Now that it has been identified, researchers hope the gene, along with its protein product Latexin, can be used clinically, such as for ramping up the stem cell count in cancer patients undergoing chemotherapy and bone marrow transplantation.

The researchers agreed that this very process is not only interesting, but important because of its usefulness in a wide variety of future genetics studies.

"We're thinking about cancer in a big way," Van Zant said. "This is a great example of translational research – from the most basic type of genetic research all the way to possible treatments for patients."

According to the researchers, one big obstacle chemotherapy patients face is stem cell loss after treatments.

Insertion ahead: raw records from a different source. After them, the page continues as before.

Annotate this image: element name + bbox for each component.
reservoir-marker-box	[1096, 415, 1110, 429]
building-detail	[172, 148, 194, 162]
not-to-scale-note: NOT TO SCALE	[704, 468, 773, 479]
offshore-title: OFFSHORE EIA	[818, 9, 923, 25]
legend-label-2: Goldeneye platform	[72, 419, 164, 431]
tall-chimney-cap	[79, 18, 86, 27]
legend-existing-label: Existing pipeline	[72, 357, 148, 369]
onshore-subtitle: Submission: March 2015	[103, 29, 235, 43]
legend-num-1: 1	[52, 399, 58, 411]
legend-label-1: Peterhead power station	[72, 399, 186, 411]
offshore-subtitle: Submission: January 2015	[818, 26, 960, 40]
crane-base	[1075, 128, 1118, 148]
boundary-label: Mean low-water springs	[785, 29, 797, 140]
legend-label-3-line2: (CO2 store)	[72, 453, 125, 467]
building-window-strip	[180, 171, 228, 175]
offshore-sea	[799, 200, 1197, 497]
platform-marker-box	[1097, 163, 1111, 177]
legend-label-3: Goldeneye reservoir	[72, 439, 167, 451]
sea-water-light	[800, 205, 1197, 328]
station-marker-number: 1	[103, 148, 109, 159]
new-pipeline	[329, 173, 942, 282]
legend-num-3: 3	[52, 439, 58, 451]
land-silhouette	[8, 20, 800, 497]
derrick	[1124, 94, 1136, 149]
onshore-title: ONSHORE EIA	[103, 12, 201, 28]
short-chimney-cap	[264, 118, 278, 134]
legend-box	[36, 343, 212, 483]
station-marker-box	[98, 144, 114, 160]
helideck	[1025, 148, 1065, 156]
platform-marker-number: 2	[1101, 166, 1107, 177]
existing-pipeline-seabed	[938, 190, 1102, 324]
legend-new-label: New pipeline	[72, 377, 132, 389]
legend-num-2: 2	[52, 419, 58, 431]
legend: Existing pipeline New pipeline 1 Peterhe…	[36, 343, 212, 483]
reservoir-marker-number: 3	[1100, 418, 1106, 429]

This limits the dosage amount and types of chemotherapy that can be given. But if Latexin were used to increase the stem cell count, patients would be able to receive increased doses of chemotherapy and be able to recover more quickly.

Another possible use for Latexin would be to help increase the number of stem cells available in umbilical cord blood, which also is used to transplant healthy stem cells in blood marrow transplants. Currently, stem cell transplants with cord blood can only be used in children because cord blood does not contain enough stem cells for an amount needed to be transplanted into an adult.

The only stem cell population that has been examined for effects of Latexin to date is in bone marrow. Van Zant said it is possible, even probable, that other stem cell populations in tissues such as the liver, skin, pancreas or brain may be similarly affected by Latexin.

Van Zant worked on the project for six years with Ying Liang, a former graduate student who is now a postdoctoral fellow at UK.

"We think these findings will have an effect on the broad understanding of the molecular mechanisms that are important to stem cell regulation, including how some stem cells turn cancerous," Van Zant said.

"The findings also will help scientists develop effective methods to modulate stem cell numbers and function for therapeutic uses, and also provide a better understanding of the age-related changes that occur in stem cells.”